A&E: Some students feel left out of elaborate vacation plans

Spring break is often represented to be an eventful and memorable week full of nonstop fun, exciting adventures and crazy parties. As a result of these descriptions, many Bruins expressed the pressure to fill their spring break with elaborate plans similar to the ones seen in movies or social media.

Senior Zachary Mechlin believes that spring break parties are often glamorized and favored, when in reality they do not hold as much value. He explains that having large friend groups and attending lively parties creates an unrealistic standard for how reality should be.

“You might know a lot of people and be able to do a lot of things in that time, but being overly popular might not be meaningful,” Mechlin said. “A lot of the party culture that you might see in the media doesn’t really have meaning behind it. It’s just kind of excess.”

Along with social settings, social media platforms, such as Instagram, Pinterest and TikTok, also have a tendency to encourage glamorized breaks. Freshman Kiran Siva mentioned that he often witnesses people posting their fun activities online while on spring break.

“Sometimes if people are having fun, you kind of feel obligated to post about it so you can be either noticed, or feel like you fit in,” Siva said.

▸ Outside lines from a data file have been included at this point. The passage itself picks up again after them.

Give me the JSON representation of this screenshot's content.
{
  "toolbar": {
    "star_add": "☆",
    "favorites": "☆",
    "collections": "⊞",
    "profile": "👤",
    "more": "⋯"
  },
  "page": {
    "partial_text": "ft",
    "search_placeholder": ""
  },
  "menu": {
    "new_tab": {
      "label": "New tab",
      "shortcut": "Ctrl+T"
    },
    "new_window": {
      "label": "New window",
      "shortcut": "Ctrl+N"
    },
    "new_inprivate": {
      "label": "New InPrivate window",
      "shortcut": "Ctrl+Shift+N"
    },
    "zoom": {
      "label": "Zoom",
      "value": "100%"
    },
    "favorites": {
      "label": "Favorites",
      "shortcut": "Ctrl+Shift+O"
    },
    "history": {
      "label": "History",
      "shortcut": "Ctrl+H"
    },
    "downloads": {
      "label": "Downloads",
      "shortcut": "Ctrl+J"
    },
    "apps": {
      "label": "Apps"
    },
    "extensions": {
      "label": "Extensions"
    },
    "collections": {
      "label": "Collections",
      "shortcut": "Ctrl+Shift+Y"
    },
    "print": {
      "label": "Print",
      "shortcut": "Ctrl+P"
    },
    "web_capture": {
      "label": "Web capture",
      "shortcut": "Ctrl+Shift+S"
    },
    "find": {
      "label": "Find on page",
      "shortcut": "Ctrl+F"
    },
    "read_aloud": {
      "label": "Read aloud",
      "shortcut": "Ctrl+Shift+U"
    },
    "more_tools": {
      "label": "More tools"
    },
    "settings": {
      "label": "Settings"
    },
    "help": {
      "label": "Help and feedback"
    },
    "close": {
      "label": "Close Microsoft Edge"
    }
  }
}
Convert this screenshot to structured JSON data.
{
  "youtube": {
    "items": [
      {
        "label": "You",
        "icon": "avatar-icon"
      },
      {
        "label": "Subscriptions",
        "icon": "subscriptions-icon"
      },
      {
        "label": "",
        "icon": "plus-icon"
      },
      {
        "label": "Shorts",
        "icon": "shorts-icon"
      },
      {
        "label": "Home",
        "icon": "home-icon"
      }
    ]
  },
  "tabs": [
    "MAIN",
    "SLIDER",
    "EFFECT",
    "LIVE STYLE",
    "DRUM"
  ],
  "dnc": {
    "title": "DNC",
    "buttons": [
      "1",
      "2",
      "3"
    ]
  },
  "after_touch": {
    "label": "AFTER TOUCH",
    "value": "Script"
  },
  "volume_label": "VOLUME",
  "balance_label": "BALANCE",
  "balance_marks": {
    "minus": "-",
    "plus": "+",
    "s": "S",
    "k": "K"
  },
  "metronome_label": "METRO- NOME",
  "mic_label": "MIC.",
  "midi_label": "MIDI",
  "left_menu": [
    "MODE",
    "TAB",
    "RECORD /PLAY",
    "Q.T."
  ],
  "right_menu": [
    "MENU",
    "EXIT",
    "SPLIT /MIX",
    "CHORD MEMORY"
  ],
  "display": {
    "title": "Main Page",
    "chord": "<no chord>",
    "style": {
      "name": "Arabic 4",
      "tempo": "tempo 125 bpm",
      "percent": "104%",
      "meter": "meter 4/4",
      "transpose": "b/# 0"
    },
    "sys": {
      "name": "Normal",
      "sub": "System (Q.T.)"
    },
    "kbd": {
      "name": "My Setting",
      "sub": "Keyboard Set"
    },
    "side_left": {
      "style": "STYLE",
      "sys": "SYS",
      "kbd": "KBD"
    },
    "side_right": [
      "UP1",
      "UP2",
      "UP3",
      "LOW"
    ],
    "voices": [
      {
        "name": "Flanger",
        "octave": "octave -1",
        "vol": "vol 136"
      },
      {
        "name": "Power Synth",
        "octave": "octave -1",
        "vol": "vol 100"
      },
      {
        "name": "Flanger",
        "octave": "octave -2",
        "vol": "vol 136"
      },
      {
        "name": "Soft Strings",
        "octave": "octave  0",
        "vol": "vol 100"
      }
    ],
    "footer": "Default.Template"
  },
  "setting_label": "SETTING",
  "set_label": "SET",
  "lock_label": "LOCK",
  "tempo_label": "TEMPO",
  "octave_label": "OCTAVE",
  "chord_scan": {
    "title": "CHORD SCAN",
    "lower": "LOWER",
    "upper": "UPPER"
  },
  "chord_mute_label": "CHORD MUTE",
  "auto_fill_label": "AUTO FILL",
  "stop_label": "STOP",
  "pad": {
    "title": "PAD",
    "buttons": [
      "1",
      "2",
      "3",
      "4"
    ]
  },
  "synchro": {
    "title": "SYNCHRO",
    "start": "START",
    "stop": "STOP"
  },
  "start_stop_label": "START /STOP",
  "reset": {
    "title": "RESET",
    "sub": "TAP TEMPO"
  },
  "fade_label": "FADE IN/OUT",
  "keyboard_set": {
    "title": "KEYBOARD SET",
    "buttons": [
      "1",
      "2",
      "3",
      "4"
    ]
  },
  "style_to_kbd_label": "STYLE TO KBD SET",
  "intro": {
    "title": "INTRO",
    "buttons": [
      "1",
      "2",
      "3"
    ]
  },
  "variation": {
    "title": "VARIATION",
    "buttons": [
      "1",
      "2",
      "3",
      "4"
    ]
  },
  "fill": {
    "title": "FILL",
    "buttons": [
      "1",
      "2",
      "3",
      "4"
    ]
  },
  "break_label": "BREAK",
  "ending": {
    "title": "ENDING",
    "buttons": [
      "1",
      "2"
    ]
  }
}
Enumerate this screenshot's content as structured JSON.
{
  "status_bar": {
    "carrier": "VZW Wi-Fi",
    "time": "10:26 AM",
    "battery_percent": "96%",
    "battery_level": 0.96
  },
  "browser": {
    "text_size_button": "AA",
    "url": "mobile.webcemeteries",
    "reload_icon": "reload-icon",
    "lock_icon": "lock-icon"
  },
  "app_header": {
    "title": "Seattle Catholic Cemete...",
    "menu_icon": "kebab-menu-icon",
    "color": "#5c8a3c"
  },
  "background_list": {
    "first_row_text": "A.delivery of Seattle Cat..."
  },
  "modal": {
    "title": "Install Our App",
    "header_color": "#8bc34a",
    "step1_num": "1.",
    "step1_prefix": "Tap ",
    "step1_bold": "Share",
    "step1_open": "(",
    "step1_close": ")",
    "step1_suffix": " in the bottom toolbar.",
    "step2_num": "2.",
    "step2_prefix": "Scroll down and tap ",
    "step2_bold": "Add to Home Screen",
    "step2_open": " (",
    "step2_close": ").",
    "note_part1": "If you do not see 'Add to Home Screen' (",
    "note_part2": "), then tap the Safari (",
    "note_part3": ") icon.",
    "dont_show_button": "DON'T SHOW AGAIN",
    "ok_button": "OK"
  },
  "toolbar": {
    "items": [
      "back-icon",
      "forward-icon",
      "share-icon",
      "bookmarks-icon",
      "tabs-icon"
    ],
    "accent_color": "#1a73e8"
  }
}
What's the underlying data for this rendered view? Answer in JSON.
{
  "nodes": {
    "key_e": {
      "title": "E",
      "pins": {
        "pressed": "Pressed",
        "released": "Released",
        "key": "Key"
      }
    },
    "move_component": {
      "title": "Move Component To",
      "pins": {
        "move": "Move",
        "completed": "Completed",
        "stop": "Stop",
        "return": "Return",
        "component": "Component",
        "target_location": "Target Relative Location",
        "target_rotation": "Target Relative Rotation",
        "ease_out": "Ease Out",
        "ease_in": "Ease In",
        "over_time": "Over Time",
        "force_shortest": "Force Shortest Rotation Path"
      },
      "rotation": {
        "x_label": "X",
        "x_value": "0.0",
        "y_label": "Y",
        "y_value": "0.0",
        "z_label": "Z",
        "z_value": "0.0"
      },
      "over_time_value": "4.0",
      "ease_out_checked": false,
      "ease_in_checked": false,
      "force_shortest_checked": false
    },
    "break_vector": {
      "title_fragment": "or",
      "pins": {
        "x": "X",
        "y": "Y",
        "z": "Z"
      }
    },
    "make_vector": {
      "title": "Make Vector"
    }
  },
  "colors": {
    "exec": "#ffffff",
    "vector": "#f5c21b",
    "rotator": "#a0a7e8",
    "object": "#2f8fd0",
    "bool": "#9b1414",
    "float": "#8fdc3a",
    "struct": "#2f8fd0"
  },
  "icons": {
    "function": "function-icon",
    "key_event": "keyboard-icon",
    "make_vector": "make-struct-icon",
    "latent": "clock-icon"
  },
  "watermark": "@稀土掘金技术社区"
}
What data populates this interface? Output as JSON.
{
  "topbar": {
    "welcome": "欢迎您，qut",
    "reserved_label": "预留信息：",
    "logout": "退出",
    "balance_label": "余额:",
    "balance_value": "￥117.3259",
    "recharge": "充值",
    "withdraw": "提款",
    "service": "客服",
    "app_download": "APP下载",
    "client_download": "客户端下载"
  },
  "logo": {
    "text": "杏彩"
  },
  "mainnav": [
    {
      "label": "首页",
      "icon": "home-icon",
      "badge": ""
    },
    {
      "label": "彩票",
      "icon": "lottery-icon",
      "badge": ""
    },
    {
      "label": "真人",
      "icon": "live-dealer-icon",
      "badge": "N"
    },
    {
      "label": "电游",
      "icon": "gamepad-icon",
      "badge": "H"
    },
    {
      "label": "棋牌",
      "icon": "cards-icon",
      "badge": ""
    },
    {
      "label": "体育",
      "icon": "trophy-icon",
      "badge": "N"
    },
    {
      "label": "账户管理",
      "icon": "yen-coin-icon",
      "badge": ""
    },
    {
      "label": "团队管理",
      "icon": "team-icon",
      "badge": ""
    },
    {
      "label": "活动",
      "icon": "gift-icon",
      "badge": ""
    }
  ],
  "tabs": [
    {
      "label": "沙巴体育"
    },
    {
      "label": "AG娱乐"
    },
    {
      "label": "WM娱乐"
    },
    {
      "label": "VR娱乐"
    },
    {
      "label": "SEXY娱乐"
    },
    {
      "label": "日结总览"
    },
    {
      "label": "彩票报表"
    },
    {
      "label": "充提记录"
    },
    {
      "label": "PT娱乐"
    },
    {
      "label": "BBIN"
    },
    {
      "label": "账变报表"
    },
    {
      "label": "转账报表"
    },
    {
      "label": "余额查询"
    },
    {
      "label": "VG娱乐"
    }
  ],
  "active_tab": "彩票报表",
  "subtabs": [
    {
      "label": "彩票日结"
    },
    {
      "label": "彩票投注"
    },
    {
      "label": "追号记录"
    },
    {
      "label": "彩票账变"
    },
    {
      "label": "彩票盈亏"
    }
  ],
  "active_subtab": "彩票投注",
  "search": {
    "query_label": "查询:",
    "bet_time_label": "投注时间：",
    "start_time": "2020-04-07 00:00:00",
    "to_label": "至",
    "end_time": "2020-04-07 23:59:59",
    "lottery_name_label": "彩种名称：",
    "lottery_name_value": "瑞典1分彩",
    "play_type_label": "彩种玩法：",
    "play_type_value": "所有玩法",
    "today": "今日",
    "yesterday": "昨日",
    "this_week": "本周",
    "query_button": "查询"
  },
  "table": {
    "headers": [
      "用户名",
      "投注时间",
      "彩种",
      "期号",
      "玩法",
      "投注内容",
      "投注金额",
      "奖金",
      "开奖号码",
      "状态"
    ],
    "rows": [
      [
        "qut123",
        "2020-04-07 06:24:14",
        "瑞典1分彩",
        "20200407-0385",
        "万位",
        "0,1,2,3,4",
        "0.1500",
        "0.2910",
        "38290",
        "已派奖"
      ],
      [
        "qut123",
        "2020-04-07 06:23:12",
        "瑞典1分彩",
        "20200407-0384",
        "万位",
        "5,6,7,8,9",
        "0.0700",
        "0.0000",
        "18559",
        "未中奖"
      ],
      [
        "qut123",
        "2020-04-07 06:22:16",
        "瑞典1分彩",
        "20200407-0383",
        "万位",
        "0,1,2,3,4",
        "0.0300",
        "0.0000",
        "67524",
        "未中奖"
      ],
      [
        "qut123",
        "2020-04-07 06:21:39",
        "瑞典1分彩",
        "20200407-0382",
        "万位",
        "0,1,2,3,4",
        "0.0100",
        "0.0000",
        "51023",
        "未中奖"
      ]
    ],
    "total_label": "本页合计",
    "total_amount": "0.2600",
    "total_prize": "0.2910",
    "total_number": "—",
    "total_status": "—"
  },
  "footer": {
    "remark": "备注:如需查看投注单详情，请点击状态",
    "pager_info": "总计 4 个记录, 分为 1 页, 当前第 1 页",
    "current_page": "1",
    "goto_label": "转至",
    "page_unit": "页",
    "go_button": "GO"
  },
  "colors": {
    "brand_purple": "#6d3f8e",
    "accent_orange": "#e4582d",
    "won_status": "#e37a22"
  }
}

Similarly, junior Miranda Gutierrez spent her past spring break in Santa Barbara looking at colleges. While she was glad to be with her family looking at possible colleges, she still felt as though she were missing out on an exciting break.

“I couldn’t be with my friends, but I would see them posting and be like, ‘I wish I was there right now,’” Gutierrez said. “Obviously, I was glad to be in Santa Barbara, but there was the fear of missing out and wanting to be there.”

Similar to Gutierrez, social media’s expectations of spring break influenced Mechlin to join in on the activities.

“I saw a lot of people going to the beach, and people were doing beach trips, so I was like, ‘Y’know what? We’re going.’ I went to Santa Cruz,” Mechlin said. “It was a fun trip, but there were definitely situations where it felt a little forced.”

Despite the media’s perception of spring break, the reality is often very different due to individuals’ realistic plans for their own free time. Many Bruins believe that spring break should solely be dedicated to the activities one personally enjoys.

“There definitely is a pressure to be active and be doing things because people don’t want to be that socially awkward outsider,” Mechlin said. “I would say as long as you’re enjoying your break in the way you want to enjoy it, it’s realistic enough.”